Israel Halts Airport Takeoffs
JERUSALEM – Supervisors at Israel’s Ben-Gurion international airport twice halted air traffic Wednesday because pirate radio stations were interfering with control tower communications.
Before midnight, takeoffs were canceled after the pirate broadcasts disrupted all the frequencies used by air traffic controllers, airport official Uri Orlev told Army Radio. He said efforts would be made to land incoming flights, but if radio contact was impossible, they would be sent elsewhere.
Earlier in the day, takeoffs from the airport were stopped for an hour.
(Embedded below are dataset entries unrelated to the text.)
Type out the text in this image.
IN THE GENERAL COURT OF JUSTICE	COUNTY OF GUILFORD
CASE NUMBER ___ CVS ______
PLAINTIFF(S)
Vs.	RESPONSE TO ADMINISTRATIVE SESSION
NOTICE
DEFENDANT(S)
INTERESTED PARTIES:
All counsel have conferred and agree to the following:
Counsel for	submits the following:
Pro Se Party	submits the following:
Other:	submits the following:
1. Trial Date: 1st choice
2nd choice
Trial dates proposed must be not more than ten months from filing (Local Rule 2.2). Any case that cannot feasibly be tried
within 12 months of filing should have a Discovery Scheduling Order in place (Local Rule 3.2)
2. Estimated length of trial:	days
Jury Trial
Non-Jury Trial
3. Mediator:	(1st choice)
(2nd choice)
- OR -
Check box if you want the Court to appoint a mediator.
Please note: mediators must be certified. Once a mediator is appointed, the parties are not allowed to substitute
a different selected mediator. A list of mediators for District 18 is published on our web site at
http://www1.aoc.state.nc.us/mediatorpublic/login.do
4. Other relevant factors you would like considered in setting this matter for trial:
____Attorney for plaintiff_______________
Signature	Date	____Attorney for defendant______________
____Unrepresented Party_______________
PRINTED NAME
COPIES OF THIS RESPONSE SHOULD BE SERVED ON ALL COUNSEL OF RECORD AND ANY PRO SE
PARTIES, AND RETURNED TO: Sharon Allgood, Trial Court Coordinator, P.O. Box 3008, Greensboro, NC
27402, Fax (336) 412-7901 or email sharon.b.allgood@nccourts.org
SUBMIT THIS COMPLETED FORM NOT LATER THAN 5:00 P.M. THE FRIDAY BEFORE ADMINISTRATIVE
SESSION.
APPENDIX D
Israel Radio played recordings of calls between the tower and an incoming airliner that were blocked for five seconds at a time by the pirate radio broadcasts.
This is a “clear danger,” Orlev said, appealing to the government to put the pirate stations out of business. The problem crops up in Israel about once a month, but air traffic controllers can usually find alternate frequencies and rarely cancel flights.
“These disruptions do not allow us to run the airport as we should,” Orlev told Channel 2 TV.
Officials did not say which pirate stations were causing the interference, though Channel 10 TV said they were in Ramallah in the West Bank. In the past, pirate stations in Israel, mostly from ultra-Orthodox Jewish movements, have blocked airline transmissions.